Stay-at-home wives or mothers who are unable to work outside since they are compelled to care for their husbands and children full time may soon receive regular token compensations.
Albay Rep. Joey Sarte Salceda on Tuesday said he will strongly push for the approval of the Housewives Compensation Act he earlier filed in Congress, which seeks to provide compensation for stay-at-home housewives and mothers for their full-time services rendered to their children and families.
A study by the Philippine Institute for Development Studies showed that the monetary value of the time women spend doing housework – caring for children and the elderly, cleaning, cooking, and washing – accounts for about P3.3 trillion or 20% of the country’s gross domestic product (GDP), Salceda said in a statement.
House Bill 80 is seen as an important social reform scheme for the country, where unemployed mothers are referred to as “mere housewives” and considered “unproductive,” or “doing nothing,” despite their valuable services to society.
It will break the conventional principle in economics that “work that is not paid for does not count as productive labor.”
This includes the work of “stay-at-home housewives who take care of their children, walk them to school and help them in their school homework, manage meager family budgets, do grocery shopping” and other domestic chores, Salceda noted.
He stressed it is high time to recognize the work of homemakers as valuable economic activity, highlight their worth in nation-building, and “pay for the work they perform at home.”
The PIDS study showed that as of January 2018, some 12 million individuals were out of work. Of the total, 11.2 million were women. They were deemed not in the labor force since they performed unpaid homecare work, tending to their families, 4.168 million of whom have at least one child under 12 years old, with some 1.790 million of them living below the poverty line.
Salceda’s proposal initially focuses on women with at least one child under 12 years old, living under poverty line and seeks to provide them with a monthly P2,000 compensation until they either graduate from poverty or no longer have children under 12.
The total cost of such a social protection assistance program for poor homemakers may reach P35 billion annually -- P32 billion for married women, P3 billion for single mothers, and the rest for widows and others.
A Philippine Statistics Authority report released last January 2019, said some 60% or 43.0 million of an estimated 71.6 million Filipinos 15 years old and above were employed as of July 2018. Six out of 10 of them were males. Of those outside the active labor force, 67.2% were women.

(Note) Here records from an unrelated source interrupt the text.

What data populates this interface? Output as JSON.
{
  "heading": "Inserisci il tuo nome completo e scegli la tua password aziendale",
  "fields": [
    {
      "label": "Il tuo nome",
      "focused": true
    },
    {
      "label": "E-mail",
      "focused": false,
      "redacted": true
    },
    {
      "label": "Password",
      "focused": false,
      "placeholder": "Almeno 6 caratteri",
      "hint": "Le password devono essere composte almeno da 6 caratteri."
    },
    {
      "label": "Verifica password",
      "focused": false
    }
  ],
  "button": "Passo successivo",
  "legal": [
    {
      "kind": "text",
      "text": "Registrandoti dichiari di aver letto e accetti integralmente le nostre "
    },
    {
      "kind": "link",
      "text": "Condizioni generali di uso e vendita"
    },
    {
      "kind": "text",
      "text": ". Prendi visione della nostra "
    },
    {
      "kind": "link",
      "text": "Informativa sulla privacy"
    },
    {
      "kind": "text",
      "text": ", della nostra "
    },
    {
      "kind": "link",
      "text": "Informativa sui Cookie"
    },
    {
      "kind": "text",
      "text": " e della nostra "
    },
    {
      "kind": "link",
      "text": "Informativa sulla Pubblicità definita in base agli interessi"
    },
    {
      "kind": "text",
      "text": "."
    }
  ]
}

PIDS said women should be encouraged to join the workforce, but the need to devote time inside their home hinders them from working outside. Its regression analysis said mothers who spend more time working outside their homes are more likely to have children not attending school or lagging their peers.
“That’s how important to us actually the job of homemakers. They deserve at least an amount equivalent to a minimum wage, considering that household work is also a full-time job,” he stressed. HB 80 tasks the Department of Social Welfare and Development to formulate and institute the appropriate mechanisms for its implementation and identify the beneficiaries.
Salceda said society considers stay-at-home mothers to be “doing nothing” because they do not earn from paid jobs like the husbands, but they perform vital societal functions.
“What if these stay-at-home housewives work outside instead? Would not their husbands be less productive at work? Would not their children be underperforming in school or worse, may even be juvenile delinquents and pose a threat to the society? Clearly, the country’s production processes will grind to a halt,” he noted.
“To avoid distortions in the labor market and because of fiscal constraints, however, the State should at the very least provide some social assistance support for stay-at-home women from poor families who care for at least one child aged 12 and below,” he said.
Salceda pointed out that in the last three decades, the State has protected women’s rights and promoted gender equality with the adoption of several landmark laws that impact on the welfare of women, including RA 9710 or the Magna Carta for Women, RA 7192 or Responsible Parenthood Reproductive Health Act, and RA 10361 or the Domestic Worker’s Act, among others.
He added that international commitments on the Beijing Platform for Action, the ASEAN Socio-Cultural Community, the Sustainable Development Goals, coupled with the Philippine Development Plan’s focus on inclusive growth, have broadened discussions on the attainment of gender equality and social inclusion to include women’s economic empowerment, political participation and leadership, and violence against women.